La fouille s'est passée avec un attroupement de curieux qui ont, semble t-il, été très sympathiques. Rapidement c'est à mon tour de passer, j'essaye de ne pas me montrer stressé et d'intérioriser un maximum. Une odeur de mort émane de mon sac et a embaumé la petite pièce climatisée. Je suis sûr qu’ils vont me poser des questions sur mes crânes mais la responsable me dit qu'elle veut juste voir mon arc avec un grand sourire et que ce n'est pas la peine de vider complètement ma valise.

Je suis rassuré, j'ouvre donc le cadenas du compartiment arc et lui montre mon arc et mes flèches tout en répondant à quelques questions sur mon séjour puis referme ma valise et sors rapidement de la pièce pour laisser ma place à Christophe. Sa fouille sera aussi rapide que la mienne c'est le pauvre Olivier qui aura galéré pour nous tous mais je pense qu'il m'a sauvé d'une fouille beaucoup plus pénible et compliquée.
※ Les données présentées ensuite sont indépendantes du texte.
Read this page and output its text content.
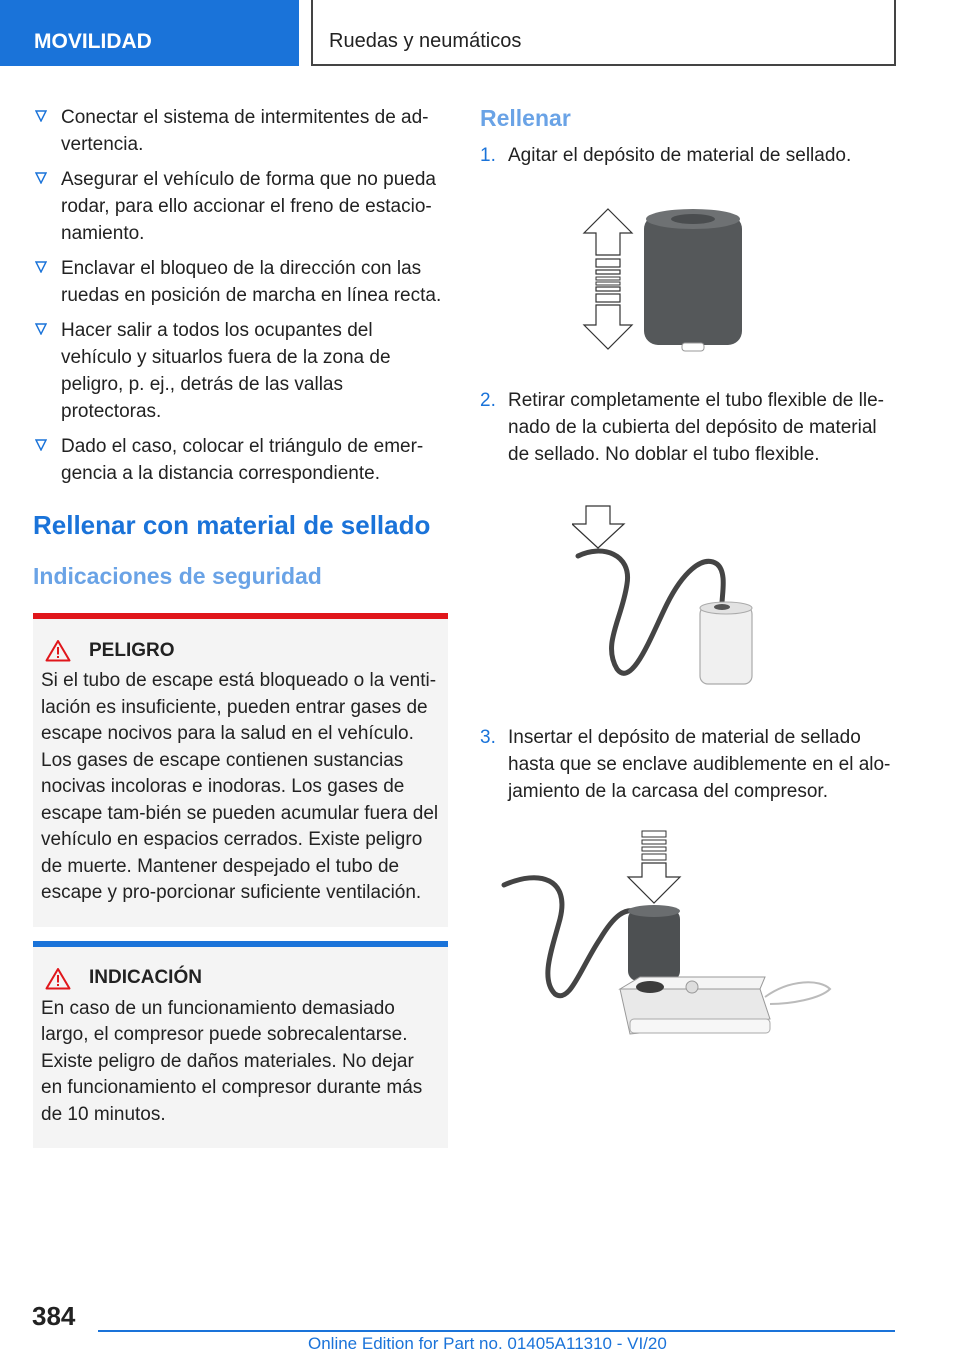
MOVILIDAD	Ruedas y neumáticos
Conectar el sistema de intermitentes de ad-vertencia.
Asegurar el vehículo de forma que no pueda rodar, para ello accionar el freno de estacio-namiento.
Enclavar el bloqueo de la dirección con las ruedas en posición de marcha en línea recta.
Hacer salir a todos los ocupantes del vehículo y situarlos fuera de la zona de peligro, p. ej., detrás de las vallas protectoras.
Dado el caso, colocar el triángulo de emer-gencia a la distancia correspondiente.
Rellenar con material de sellado
Indicaciones de seguridad
PELIGRO
Si el tubo de escape está bloqueado o la venti-lación es insuficiente, pueden entrar gases de escape nocivos para la salud en el vehículo. Los gases de escape contienen sustancias nocivas incoloras e inodoras. Los gases de escape tam-bién se pueden acumular fuera del vehículo en espacios cerrados. Existe peligro de muerte. Mantener despejado el tubo de escape y pro-porcionar suficiente ventilación.
INDICACIÓN
En caso de un funcionamiento demasiado largo, el compresor puede sobrecalentarse. Existe peligro de daños materiales. No dejar en funcionamiento el compresor durante más de 10 minutos.
Rellenar
1. Agitar el depósito de material de sellado.
2. Retirar completamente el tubo flexible de lle-nado de la cubierta del depósito de material de sellado. No doblar el tubo flexible.
3. Insertar el depósito de material de sellado hasta que se enclave audiblemente en el alo-jamiento de la carcasa del compresor.
384
Online Edition for Part no. 01405A11310 - VI/20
Nous attendons la sortie de Christophe en plaisantant un peu pour faire baisser la pression du stress.

Dès que Christophe arrive, nous partons chercher nos bagages à main puis boire un coup pour discuter un peu de notre séjour autour d'un verre avant de partir nous asseoir pour attendre notre avion dans un grand hall. Nous finissons par être appelés vers 20 heures pour l'embarquement. Nous montons à bord. Il fait nuit, de sa place Olivier prends une dernière photo de l'aéroport de Cayenne avant le décollage.
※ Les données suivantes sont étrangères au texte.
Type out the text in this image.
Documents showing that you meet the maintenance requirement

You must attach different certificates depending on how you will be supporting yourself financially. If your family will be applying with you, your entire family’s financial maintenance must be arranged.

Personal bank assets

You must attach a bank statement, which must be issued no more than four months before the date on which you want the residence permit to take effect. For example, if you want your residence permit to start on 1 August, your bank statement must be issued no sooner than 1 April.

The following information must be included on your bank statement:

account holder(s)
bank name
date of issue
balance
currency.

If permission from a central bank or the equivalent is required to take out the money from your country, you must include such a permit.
Chronique guyanaise, le jour du retour, 7 avril 2014

Nous allons voyager de nuit mais contrairement à mes collègues, qui trouveront le sommeil assez facilement, je ne vais pratiquement pas dormir du trajet à cause des gamins qui passeront leur temps à hurler et de l'inconfort dû à mes jambes un peu trop longues. Je passerais mon temps à regarder des films entre quelques très courts sommes. Mais, cette fois, je ne serais pas malade.

Dans le repas qui nous est servi, il y a une portion de couac préparé ce qui m'amuse beaucoup car nous avions failli ne pas en manger avant de partir et je n'avais pas été fan de cette spécialité locale à midi. 

Après de longues heures de vol, le jour se lève alors que nous survolons la France, le paysage à bien changé en quelques heures, la forêt a fait place à des parcelles cultivées, de petites forêts, des bosquets et des villes. Le jaune des parcelles de colza tranche dans le vert de la campagne. Nous arrivons à Orly vers 8h30 mais devons attendre un long moment devant le tapis roulant pour récupérer nos bagages. Nous retrouvons ensuite les parents de ma compagne qui nous ont gentiment amené ma voiture puis prenons la route pour rentrer chez nous. Le retour sera rude et nous nous relaierons avec Christophe pour conduire jusque chez moi, laissant dormir Olivier qui terminera la route jusqu'en Ariège.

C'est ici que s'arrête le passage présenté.